6. De schade van benadeelden
[slachtoffer], wonende te [plaats] aan de [adres], heeft zich voorafgaand aan het onderzoek op de zitting, op de wettelijk voorgeschreven wijze als benadeelde partij gevoegd in dit strafproces en vordert veroordeling van de verdachte tot betaling van € 2.025,48, vermeerderd met de wettelijke rente vanaf het moment waarop het strafbare feit is gepleegd. Ook heeft de benadeelde partij gevraagd een schadevergoedingsmaatregel op te leggen.
Nu de verdachte van het ten laste gelegde wordt vrijgesproken, dient de benadeelde partij niet-ontvankelijk te worden verklaard in de vordering.

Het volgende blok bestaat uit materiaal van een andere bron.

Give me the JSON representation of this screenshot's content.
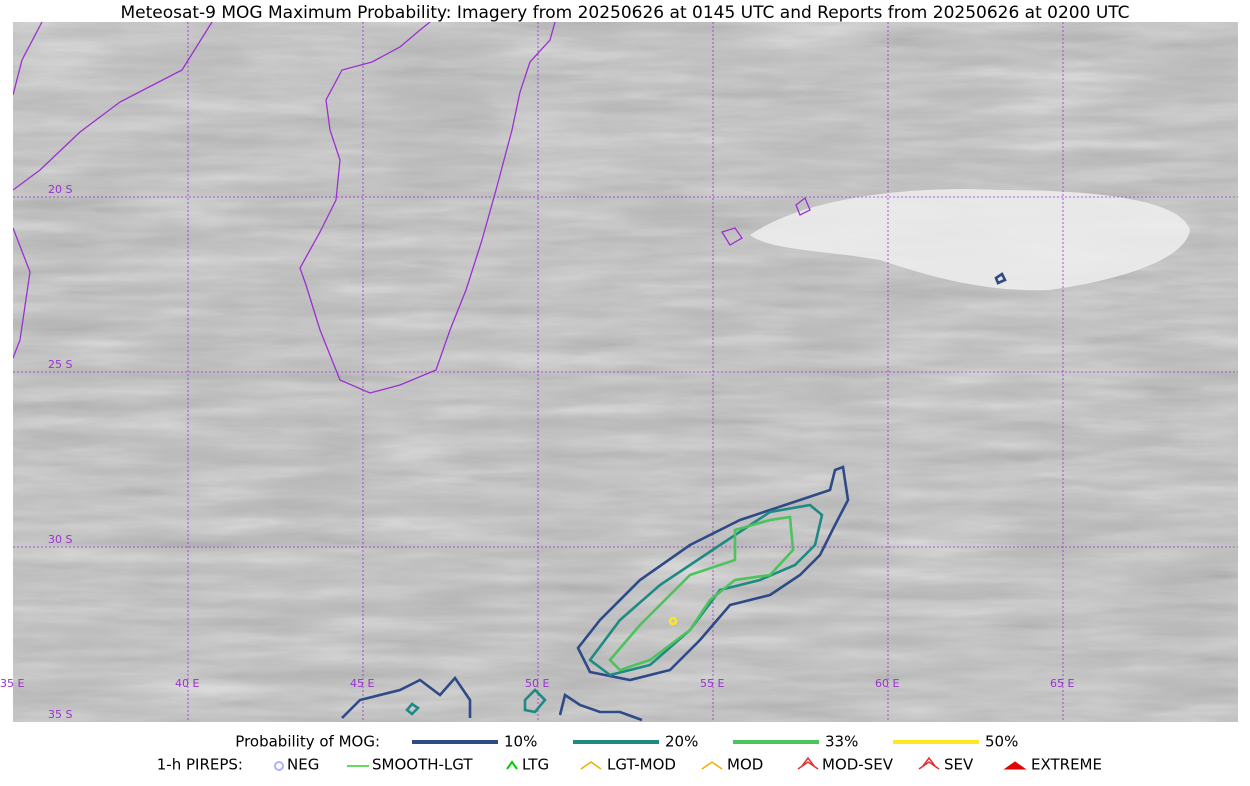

Door of namens de verdachte is niet gesteld dat deze met het oog op de verdediging tegen de vordering tot schadevergoeding van de benadeelde partij kosten heeft gemaakt. Een kostenveroordeling kan daarom achterwege blijven.
7. De beslissing
De rechtbank:
vrijspraak
verklaart niet bewezen dat verdachte het primair en subsidiair tenlastegelegde heeft begaan en spreekt hem daarvan vrij;
schadevergoeding
bepaalt dat de benadeelde partij [slachtoffer], wonende te [woonplaats] aan de [adres] niet-ontvankelijk is in haar vordering en dat zij de vordering slechts bij de burgerlijke rechter kan aanbrengen.
Dit vonnis is gewezen door mr. A.M.G. Ellenbroek, politierechter, in tegenwoordigheid van mr. A. Akfidan-Turan, griffier, en is in het openbaar uitgesproken op 25 april 2013.
De griffier is niet in de gelegenheid dit vonnis mede te ondertekenen.